Abstract

Introduction
Migraine with aura (MA) is a primary headache infrequently induced by specific triggers, the most peculiar of which being exposure to bright light (1). The role of other factors, such as stress and mental tension, physical activity, tiredness, etc., found in a retrospective study (1), should be confirmed by a prospective diary survey.

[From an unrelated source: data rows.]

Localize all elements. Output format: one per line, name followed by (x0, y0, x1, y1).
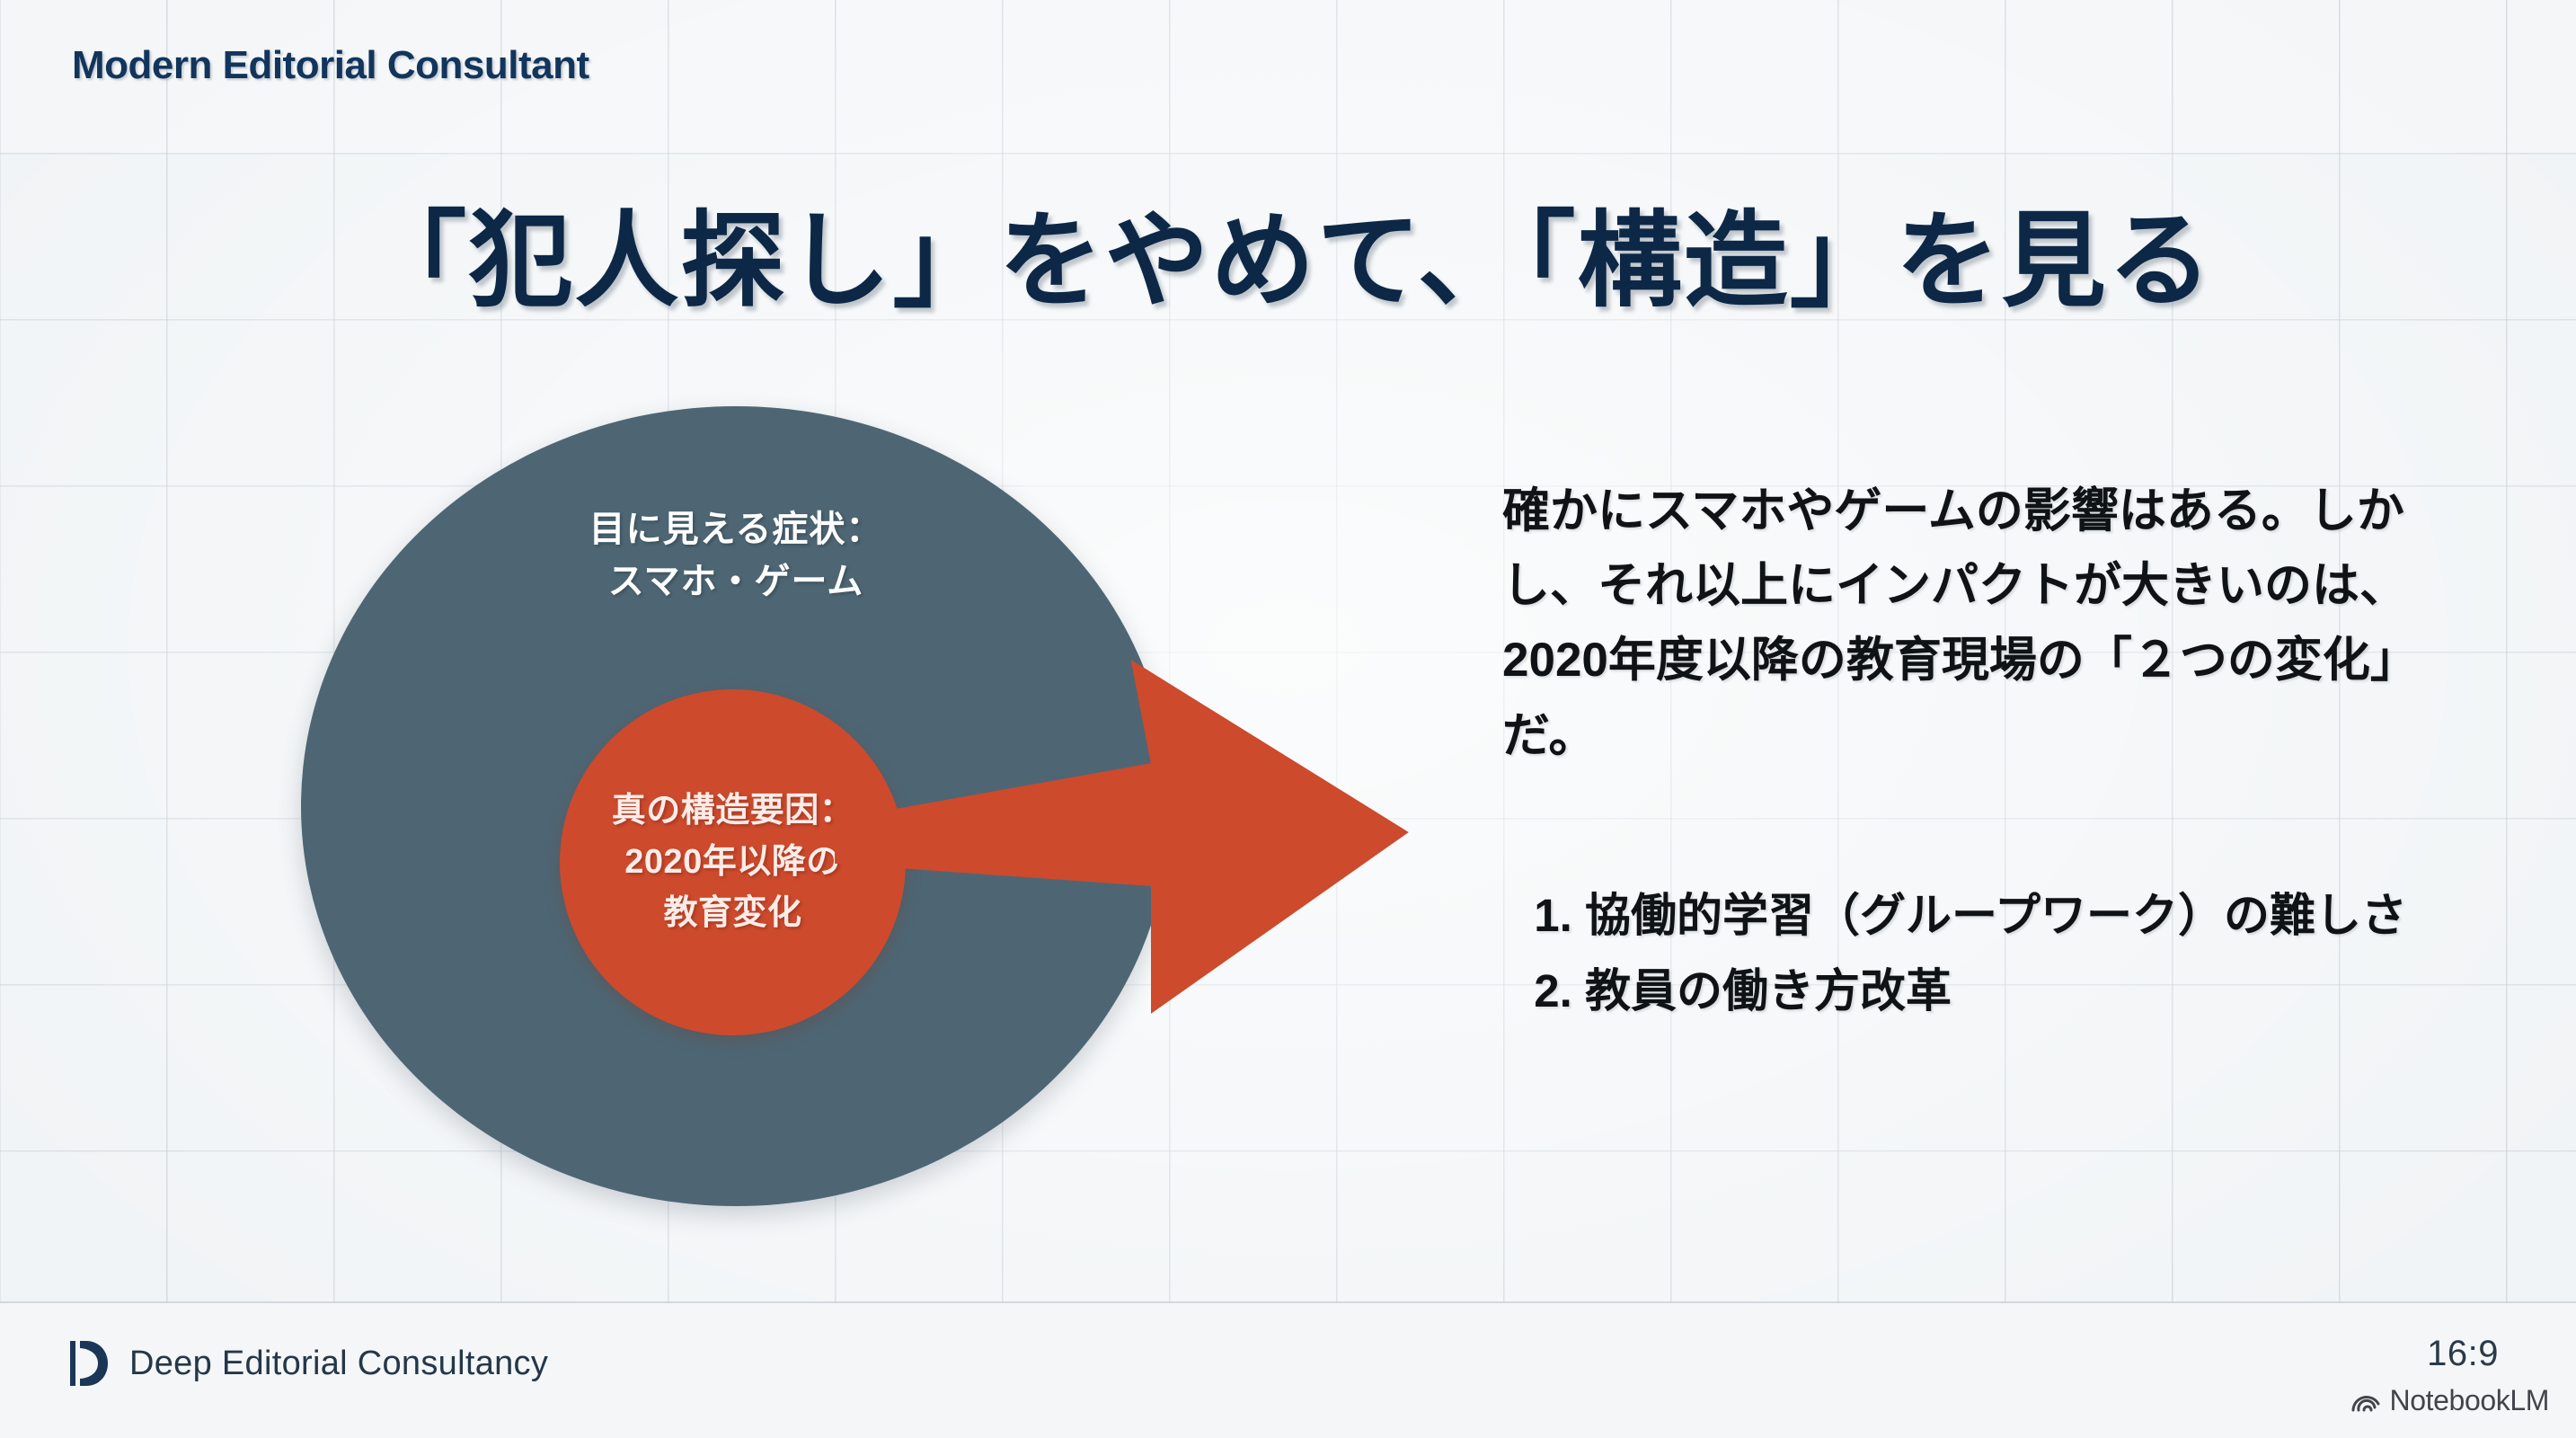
notebooklm-watermark: NotebookLM (2350, 1384, 2549, 1417)
inner-circle-label-line1: 真の構造要因： (612, 786, 854, 837)
change-list: 協働的学習（グループワーク）の難しさ 教員の働き方改革 (1529, 881, 2537, 1031)
footer-brand-name: Deep Editorial Consultancy (129, 1345, 548, 1383)
aspect-ratio-label: 16:9 (2427, 1334, 2499, 1374)
inner-circle-label-line2: 2020年以降の (612, 837, 854, 888)
header-brand-title: Modern Editorial Consultant (72, 43, 589, 88)
outer-circle-label-line2: スマホ・ゲーム (301, 555, 1171, 608)
deep-editorial-d-mark-icon (68, 1339, 110, 1388)
notebooklm-arc-icon (2350, 1389, 2381, 1413)
right-arrow-icon (836, 656, 1429, 1034)
inner-circle-label-line3: 教育変化 (612, 888, 854, 939)
list-item: 協働的学習（グループワーク）の難しさ (1585, 881, 2537, 951)
footer-brand: Deep Editorial Consultancy (68, 1339, 548, 1388)
inner-circle-label: 真の構造要因： 2020年以降の 教育変化 (612, 786, 854, 939)
body-paragraph: 確かにスマホやゲームの影響はある。しかし、それ以上にインパクトが大きいのは、20… (1502, 474, 2455, 773)
notebooklm-watermark-text: NotebookLM (2390, 1384, 2549, 1417)
outer-circle-label: 目に見える症状： スマホ・ゲーム (301, 503, 1171, 608)
list-item: 教員の働き方改革 (1585, 956, 2537, 1026)
outer-circle-label-line1: 目に見える症状： (301, 503, 1171, 555)
slide-canvas: Modern Editorial Consultant 「犯人探し」をやめて、「… (0, 0, 2576, 1438)
page-title: 「犯人探し」をやめて、「構造」を見る (0, 176, 2576, 327)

Orgasm is not considered a trigger factor for MA. Here we report the case of a woman who complained of a typical MA attack shortly after orgasm.
Case report
A 36-year-old woman presented with a history of visual phenomena followed by throbbing headache attacks starting soon after sexual intercourse exclusively. Two to five minutes after every orgasm, she suddenly began to experience blurred vision in the left or right side of the visual field, developing into a flickering zigzag line together with pinpoint circles of red and blue light. Around these fortification spectra, hemianopsia developed. These positive and negative signs lasted 20–30 min and were immediately followed by a mild to severe throbbing pain in the frontal-temporal region contralateral to the side of aura. Pain was accompanied by photophobia and phonophobia. The headache duration was 4–12 h. The visual symptomatology was perceived with a great feeling of anxiety and fear, so much that, after a few months, she decreased the frequency of sexual intercourse and, during them, she behaved in a way to avoid orgasm. She had tried flunarizine and propranolol without any improvement. Afterwards she was put on carbamazepine (800 mg daily) and subsequently on valproate (1000 mg daily) with no effect.
In 1996, 3 years after the beginning of the attacks, she came under our care. She had suffered since the age of 12 from migraine without aura (attacks characterized by unilateral throbbing severe pain, accompanied by photophobia, phonophobia, nausea and vomiting, lasting 1 day, not precipitated by any trigger factor), with a frequency of one attack per month. Pathological history was otherwise unremarkable. Physical and neurological examinations were normal, as well as EEG and brain magnetic resonance imaging. Routine blood tests were also normal. We treated the patient with lamotrigine, at the dosage of 100 mg daily (after a period of titration), obtaining the complete disappearance of MA attacks related to orgasm. In the first 6 months, the drug was stopped twice and MA attacks promptly recurred. Treatment with lamotrigine was restarted, with complete success. The patient withdrew treatment after 2 years, without any recurrence in a 30-month follow-up.
Discussion
To our knowledge, this is the first case in which MA attacks were triggered by orgasm. The short time elapsing between orgasm and aura and the consistency of attack occurrence strongly suggest a cause–effect relationship.
Three types of sexual headache are recognized in the classification of the International Headache Society (2). The first is described as a dull ache in the head and neck, that intensifies on sexual excitement (3). Type 2 is a sudden severe (‘explosive’) headache occurring at orgasm (4). Type 3 is a postural headache resembling that of low CSF pressure developing after coitus (5). Attacks of our patient started soon after orgasm and therefore could be included in type 2 sexual headache. However, there are several differences, besides the occurrence of aura: type 2 sexual headaches are more frequent in men, usually bilateral, explosive in onset, of short duration (minutes to 3 h) and always severe. Moreover, they start at or immediately before the orgasm, while in our patient the attacks began 2–5 min after (6). Therefore we believe that our patient experienced attacks of typical migraine with aura triggered by orgasmic phase of sexual intercourse.
The physiological mechanisms of female sexual arousal and orgasm are poorly understood. It has been hypothesized that the female sexual response is related to the activation of the medial preoptic, anterior hypothalamic region and related limbic-hippocampal structures (7). Among other hypotheses, we can speculate that the activation of limbic structures, putatively involved in the pathophysiology of migraine (8), may have triggered MA attacks in this particular case. The effectiveness of lamotrigine in this drug-resistant patient further supports the utility of this drug in the prophylaxis of migraine with aura (9).